One of their colleagues, who happens to be a famous NT textual critic and commentary author, did not think we need historical commentaries, because we can analyze the text just as well as the ancient readers. So there is certainly a diversity of opinions.

Posts 1366
Forum MVP
Veli Voipio | Forum Activity | Replied: Mon, Mar 19 2018 11:48 PM

Marshall Harrison:
I am just a retired software engineer

I am in similar position. I bought ACCS once it became available in Logos. I use it to give some wider view. The early Christians were closer to the NT times, culture and geography than I am. I follow the Lutheran theology, but that is based on the middle ages Catholic views and that is based on the early church views. It is good to see the continuity and discontinuities.
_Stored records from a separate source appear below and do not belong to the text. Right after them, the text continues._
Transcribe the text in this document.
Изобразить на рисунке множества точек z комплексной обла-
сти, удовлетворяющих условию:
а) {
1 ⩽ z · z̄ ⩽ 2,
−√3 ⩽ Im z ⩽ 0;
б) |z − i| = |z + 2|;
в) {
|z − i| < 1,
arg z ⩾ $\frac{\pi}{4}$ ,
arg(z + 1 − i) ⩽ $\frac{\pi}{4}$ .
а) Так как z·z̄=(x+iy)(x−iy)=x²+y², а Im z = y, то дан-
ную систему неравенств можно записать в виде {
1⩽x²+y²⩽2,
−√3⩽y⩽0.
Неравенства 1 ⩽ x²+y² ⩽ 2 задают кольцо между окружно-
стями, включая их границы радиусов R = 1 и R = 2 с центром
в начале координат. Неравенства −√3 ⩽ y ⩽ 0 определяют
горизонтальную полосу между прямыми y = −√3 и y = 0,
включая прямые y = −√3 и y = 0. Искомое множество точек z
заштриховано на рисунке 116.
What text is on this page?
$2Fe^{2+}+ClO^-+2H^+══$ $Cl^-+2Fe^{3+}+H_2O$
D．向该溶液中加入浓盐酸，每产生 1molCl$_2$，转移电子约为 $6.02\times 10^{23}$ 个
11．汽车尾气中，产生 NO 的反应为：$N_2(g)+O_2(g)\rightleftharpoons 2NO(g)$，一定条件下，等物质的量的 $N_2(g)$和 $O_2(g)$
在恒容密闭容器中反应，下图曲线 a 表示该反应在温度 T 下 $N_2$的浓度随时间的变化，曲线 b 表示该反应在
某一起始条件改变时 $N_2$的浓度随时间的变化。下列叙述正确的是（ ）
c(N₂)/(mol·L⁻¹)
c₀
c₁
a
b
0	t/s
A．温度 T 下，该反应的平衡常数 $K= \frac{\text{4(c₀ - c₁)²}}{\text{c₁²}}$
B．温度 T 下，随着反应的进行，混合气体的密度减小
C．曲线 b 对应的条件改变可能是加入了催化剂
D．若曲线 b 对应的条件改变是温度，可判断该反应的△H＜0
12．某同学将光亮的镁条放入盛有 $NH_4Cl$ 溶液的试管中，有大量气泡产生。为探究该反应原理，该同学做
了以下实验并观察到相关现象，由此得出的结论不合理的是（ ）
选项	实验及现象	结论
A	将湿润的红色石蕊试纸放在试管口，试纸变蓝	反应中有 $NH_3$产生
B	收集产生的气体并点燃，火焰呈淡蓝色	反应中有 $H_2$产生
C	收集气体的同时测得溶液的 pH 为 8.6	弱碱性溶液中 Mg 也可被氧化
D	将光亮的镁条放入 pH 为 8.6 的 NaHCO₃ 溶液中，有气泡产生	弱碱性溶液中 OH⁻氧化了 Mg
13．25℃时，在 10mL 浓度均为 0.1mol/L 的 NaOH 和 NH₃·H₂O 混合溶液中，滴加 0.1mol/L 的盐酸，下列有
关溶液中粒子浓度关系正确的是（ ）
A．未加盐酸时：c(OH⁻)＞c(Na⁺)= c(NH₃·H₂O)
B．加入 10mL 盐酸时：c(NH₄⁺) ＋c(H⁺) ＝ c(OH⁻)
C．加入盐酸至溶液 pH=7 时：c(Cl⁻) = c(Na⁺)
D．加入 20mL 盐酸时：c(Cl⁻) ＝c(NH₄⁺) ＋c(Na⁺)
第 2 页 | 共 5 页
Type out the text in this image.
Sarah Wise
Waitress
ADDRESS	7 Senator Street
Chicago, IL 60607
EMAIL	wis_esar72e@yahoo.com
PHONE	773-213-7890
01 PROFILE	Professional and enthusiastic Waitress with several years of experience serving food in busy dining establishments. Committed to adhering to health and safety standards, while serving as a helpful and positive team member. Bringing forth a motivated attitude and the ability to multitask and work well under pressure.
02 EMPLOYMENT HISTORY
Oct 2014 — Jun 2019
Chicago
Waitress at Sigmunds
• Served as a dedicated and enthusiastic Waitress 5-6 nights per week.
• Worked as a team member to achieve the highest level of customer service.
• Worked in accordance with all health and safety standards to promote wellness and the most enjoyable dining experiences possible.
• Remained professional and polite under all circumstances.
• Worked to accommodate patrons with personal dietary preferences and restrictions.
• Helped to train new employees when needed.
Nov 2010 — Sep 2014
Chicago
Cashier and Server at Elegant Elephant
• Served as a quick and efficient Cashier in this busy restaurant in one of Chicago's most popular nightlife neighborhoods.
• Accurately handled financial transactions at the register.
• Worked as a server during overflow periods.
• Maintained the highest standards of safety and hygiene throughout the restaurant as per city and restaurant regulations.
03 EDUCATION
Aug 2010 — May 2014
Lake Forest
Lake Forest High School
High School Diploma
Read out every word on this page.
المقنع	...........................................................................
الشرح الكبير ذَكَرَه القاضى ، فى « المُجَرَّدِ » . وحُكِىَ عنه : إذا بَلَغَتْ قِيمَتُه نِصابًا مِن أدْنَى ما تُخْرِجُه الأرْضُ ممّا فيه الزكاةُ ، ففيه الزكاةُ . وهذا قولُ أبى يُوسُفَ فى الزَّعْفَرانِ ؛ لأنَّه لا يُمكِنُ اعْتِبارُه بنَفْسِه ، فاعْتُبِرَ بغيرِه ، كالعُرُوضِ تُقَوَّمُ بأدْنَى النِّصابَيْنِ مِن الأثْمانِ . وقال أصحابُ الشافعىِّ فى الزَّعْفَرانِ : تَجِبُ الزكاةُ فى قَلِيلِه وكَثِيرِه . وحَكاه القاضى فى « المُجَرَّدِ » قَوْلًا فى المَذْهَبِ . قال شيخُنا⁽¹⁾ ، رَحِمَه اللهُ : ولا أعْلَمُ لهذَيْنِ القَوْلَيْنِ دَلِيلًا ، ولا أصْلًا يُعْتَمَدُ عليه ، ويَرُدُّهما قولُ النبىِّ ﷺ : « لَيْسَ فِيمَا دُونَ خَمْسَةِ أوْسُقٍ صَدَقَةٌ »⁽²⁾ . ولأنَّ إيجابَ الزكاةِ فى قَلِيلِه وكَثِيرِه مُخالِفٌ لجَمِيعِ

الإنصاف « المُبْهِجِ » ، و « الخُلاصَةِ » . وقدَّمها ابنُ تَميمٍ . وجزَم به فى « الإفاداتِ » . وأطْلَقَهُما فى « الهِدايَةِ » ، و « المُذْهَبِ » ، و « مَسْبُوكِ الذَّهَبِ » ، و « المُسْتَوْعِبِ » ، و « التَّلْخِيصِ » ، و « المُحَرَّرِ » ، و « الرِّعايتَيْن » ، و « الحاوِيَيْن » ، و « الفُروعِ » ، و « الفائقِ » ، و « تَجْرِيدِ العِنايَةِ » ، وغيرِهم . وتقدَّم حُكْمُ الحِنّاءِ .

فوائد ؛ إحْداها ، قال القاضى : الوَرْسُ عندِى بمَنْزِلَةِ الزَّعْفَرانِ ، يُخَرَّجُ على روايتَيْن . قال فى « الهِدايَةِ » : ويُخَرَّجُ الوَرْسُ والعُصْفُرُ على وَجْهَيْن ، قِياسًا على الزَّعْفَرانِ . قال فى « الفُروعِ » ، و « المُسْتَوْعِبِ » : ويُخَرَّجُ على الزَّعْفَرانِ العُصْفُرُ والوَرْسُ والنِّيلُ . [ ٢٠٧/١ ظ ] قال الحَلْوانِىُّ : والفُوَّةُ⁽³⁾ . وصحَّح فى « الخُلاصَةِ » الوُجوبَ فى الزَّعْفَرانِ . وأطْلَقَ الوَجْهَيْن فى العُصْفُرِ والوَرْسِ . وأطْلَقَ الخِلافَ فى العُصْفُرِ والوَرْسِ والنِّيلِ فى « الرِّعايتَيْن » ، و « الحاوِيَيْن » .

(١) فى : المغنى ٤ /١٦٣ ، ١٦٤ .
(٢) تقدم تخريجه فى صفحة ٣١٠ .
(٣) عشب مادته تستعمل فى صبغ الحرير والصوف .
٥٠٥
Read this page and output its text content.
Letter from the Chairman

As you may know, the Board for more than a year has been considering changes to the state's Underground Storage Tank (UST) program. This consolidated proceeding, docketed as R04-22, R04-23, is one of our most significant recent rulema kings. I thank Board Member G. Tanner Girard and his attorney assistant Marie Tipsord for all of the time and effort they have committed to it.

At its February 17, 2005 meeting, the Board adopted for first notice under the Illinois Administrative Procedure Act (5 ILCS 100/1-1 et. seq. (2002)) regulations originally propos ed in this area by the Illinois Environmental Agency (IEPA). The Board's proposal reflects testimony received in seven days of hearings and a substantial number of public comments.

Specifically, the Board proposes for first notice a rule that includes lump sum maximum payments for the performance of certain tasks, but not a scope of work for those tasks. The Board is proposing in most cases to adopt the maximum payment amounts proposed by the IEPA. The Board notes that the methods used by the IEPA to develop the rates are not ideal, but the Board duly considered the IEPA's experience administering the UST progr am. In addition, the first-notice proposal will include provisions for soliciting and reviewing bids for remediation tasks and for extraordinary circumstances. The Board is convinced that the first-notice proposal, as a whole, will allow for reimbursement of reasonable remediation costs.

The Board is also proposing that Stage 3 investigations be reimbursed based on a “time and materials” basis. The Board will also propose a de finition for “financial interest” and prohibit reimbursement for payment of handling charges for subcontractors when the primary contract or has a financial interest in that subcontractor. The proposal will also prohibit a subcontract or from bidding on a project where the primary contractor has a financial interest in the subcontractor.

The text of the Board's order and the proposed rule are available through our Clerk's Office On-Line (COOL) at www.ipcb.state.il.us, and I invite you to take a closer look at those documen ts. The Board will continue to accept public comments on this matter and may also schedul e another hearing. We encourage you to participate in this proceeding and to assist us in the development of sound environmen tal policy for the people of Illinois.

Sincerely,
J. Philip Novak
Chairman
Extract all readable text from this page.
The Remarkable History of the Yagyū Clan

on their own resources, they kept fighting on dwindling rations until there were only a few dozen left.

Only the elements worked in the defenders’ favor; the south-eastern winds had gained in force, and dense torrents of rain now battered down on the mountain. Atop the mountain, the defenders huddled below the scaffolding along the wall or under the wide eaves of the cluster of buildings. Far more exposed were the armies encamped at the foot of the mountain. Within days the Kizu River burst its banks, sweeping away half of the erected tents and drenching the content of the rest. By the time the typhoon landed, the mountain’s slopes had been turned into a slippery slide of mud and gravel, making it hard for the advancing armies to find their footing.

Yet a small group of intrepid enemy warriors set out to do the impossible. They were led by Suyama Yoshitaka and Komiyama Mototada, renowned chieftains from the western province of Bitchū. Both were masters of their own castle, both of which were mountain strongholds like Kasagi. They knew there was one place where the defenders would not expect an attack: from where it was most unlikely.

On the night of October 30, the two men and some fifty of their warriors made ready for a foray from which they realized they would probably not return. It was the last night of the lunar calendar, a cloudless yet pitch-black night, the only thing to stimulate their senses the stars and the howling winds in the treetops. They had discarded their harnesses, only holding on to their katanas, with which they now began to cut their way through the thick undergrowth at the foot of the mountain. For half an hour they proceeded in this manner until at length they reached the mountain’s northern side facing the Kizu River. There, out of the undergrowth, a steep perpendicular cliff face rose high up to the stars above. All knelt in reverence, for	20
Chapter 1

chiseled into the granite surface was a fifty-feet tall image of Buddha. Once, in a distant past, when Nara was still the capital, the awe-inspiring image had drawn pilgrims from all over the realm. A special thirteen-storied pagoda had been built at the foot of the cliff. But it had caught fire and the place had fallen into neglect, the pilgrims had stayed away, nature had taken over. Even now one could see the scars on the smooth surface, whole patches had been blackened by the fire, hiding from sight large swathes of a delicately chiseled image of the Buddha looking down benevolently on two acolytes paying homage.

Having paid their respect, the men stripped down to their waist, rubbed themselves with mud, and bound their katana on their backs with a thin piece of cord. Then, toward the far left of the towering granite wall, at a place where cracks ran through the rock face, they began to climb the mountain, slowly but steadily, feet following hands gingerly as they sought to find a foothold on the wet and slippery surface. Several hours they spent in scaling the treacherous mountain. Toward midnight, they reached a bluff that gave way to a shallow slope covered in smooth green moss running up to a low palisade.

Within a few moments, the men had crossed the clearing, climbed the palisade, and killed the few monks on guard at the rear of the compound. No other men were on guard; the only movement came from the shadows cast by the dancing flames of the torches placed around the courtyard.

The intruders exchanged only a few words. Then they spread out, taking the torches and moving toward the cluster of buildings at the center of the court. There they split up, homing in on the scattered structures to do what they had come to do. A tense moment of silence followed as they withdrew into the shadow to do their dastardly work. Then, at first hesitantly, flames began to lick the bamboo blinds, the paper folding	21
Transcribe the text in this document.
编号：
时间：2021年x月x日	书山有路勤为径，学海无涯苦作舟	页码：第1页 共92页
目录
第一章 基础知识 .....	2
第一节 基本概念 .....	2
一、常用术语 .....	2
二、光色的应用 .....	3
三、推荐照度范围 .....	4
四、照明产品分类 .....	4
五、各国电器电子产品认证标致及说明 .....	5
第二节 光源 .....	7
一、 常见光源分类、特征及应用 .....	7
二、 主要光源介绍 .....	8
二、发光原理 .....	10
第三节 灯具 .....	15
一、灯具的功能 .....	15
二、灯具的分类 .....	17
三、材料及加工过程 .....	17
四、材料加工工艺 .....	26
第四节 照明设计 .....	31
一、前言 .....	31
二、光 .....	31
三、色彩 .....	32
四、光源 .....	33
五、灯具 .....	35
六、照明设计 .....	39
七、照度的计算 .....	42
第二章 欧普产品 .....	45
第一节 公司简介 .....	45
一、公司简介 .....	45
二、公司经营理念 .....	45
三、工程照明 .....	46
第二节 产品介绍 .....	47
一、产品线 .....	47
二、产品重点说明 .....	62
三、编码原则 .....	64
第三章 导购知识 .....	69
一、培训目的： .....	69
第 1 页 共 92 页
Gold package, and original language material and ancient text material, SIL and UBS books, discourse Hebrew OT and Greek NT. PC with Windows 8.1

Posts 215
Joshua Tan | Forum Activity | Replied: Tue, Mar 20 2018 2:00 AM

DAL:

 I can’t believe they haven’t fix this ”only some resources are included” thing. It’s confusing and a little misleading in a way. It’s been aproximately 2 years since L7 was released.

I hope they don’t do this when L8 comes out.

DAL

I don't follow... may I know if all ACCS resources included in the Gold package?